趙涼越聞言,緩緩起身走到門口,看著漸歇的飛雪,道:“我與褚大人是敵是友,我不想再猜了,希望下次見面能將答案告訴我。”說完,趙涼越再也不想停留,一腳踏出房門。

褚匪這次沒有去攔,對著趙涼越背影問:“你是不是他的學生?”

趙涼越沒有回答,快步離去,轉眼消失在院門。

褚匪緩緩收回目光,沈默了片刻,倏地苦笑了一聲。

趙涼越出了城東長明巷,冒著風雪回到平宣巷時,天色已晚,沿巷的人家已經點了燈。

想到家裏躺著個醉鬼,趙涼越沒有選擇回家,而是直接往旁邊一拐,扣響了隔壁的蕭宅的門,冬蟬開門看到是他,直接帶他進去了。

“你來了。”蕭瑢剛好在,煮著一壺茶看書,擡頭望了眼趙涼越,道,“臉色這般不好,想必今日經歷了諸多。”

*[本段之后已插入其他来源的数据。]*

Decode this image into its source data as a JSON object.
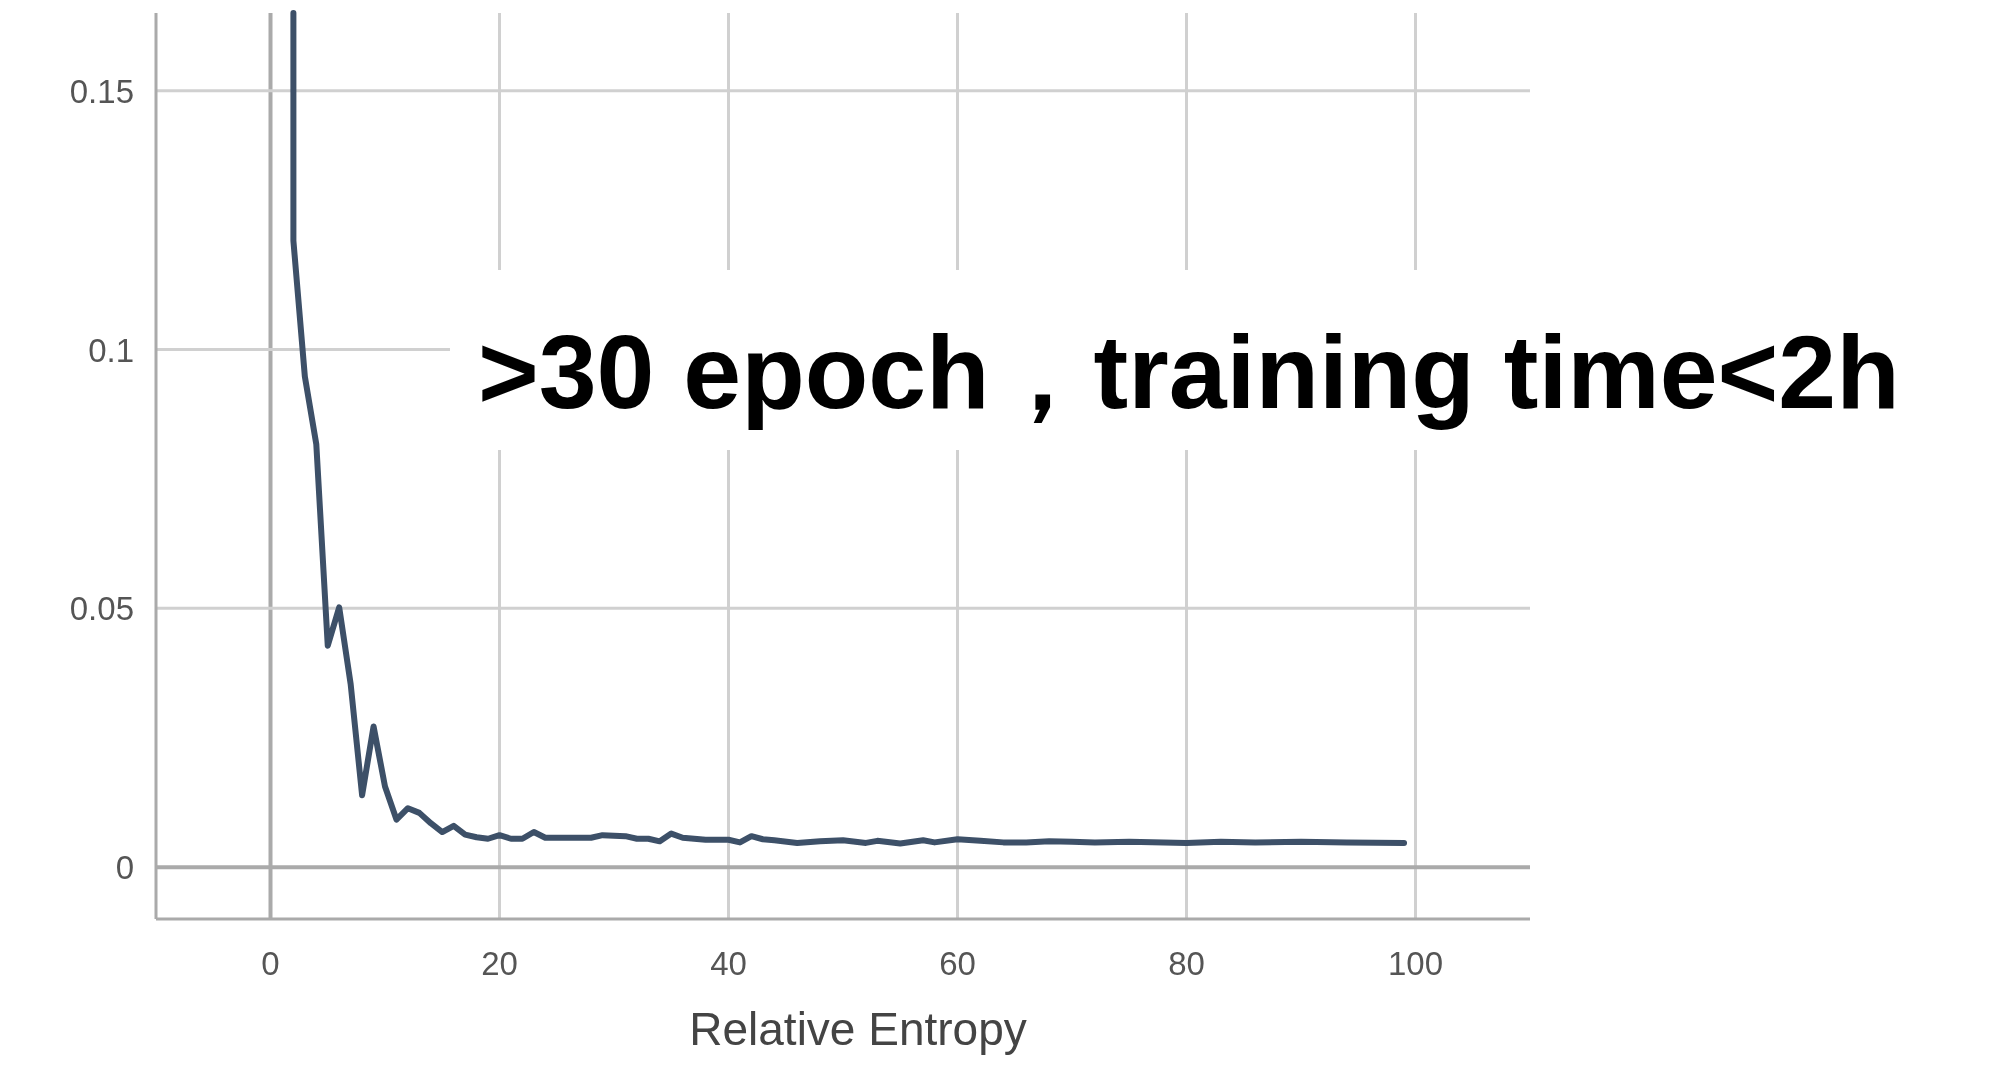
{
  "chart_data": {
    "type": "line",
    "xlabel": "Relative Entropy",
    "annotations": [
      ">30 epoch，training time<2h"
    ],
    "xlim": [
      -10,
      110
    ],
    "ylim": [
      -0.01,
      0.165
    ],
    "xticks": [
      0,
      20,
      40,
      60,
      80,
      100
    ],
    "yticks": [
      0,
      0.05,
      0.1,
      0.15
    ],
    "grid": true,
    "marker": "none",
    "line_style": "solid",
    "series": [
      {
        "color": "#3d5068",
        "x": [
          2,
          2,
          3,
          4,
          5,
          6,
          7,
          8,
          9,
          10,
          11,
          12,
          13,
          14,
          15,
          16,
          17,
          18,
          19,
          20,
          21,
          22,
          23,
          24,
          26,
          28,
          29,
          31,
          32,
          33,
          34,
          35,
          36,
          38,
          40,
          41,
          42,
          43,
          44,
          46,
          48,
          50,
          52,
          53,
          55,
          57,
          58,
          60,
          62,
          64,
          66,
          68,
          70,
          72,
          75,
          78,
          80,
          83,
          86,
          90,
          94,
          99
        ],
        "values": [
          0.165,
          0.121,
          0.0948,
          0.0817,
          0.0428,
          0.0502,
          0.0354,
          0.0139,
          0.0272,
          0.0156,
          0.0092,
          0.0114,
          0.0105,
          0.0085,
          0.0068,
          0.008,
          0.0063,
          0.0058,
          0.0055,
          0.0062,
          0.0055,
          0.0055,
          0.0068,
          0.0057,
          0.0057,
          0.0057,
          0.0062,
          0.006,
          0.0055,
          0.0055,
          0.005,
          0.0065,
          0.0057,
          0.0053,
          0.0053,
          0.0048,
          0.006,
          0.0054,
          0.0052,
          0.0047,
          0.005,
          0.0052,
          0.0047,
          0.0051,
          0.0046,
          0.0052,
          0.0048,
          0.0054,
          0.0051,
          0.0048,
          0.0048,
          0.005,
          0.0049,
          0.0048,
          0.0049,
          0.0048,
          0.0047,
          0.0049,
          0.0048,
          0.0049,
          0.0048,
          0.0047
        ]
      }
    ]
  }
}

趙涼越在蕭瑢對面坐下,經過從城東到城南的一路,此刻心情已經平覆,頭腦異常清醒。趙涼越微微笑了下,道:“還請蕭公子給我一杯茶,外面天寒,且讓我暖暖身。”

蕭瑢微微擡手,冬蟬才慢半拍似的忙奉上熱茶。

趙涼越接過並不喝,捧在手掌中取暖。

蕭瑢似有所料,道:“想必十三年的舊案,你已經知道了個七八成。”

趙涼越回道:“是十成,不過真相只有一成。”

“此話怎講?”

“這一成是我們的執念和堅持,剩下的九成必須用證據證明,否則永遠都是板上釘釘的謀逆。”

蕭瑢放下書卷,笑問:“你打算怎麽做?”

趙涼越略略整理思緒,道:“如果我猜的沒錯,雪枋院和戶部韋星臨大人已經結成聯盟很久了,朝中絕多數都不願意翻起這件舊案,也就只有你們一直在等待時機。”

蕭瑢此番不再遮掩,直言道:“王大人曾救下我們全家性命,自當銜草結環以報恩。”

趙涼越道:“所以你們一直瘋狂追查兵部和大理寺,甚至想用寧州的事做文章。”

蕭瑢楞了下:“你怎麽知道?”

“我讓柚白查過了。”

“還查到了什麽?”

“現在還無可奉告,但我可以告訴你們,或許從一開始,你們的方向就是錯的。”趙涼越眼神變得犀利,“兵部和大理寺難逃其咎,但真正的問題,出在戶部。”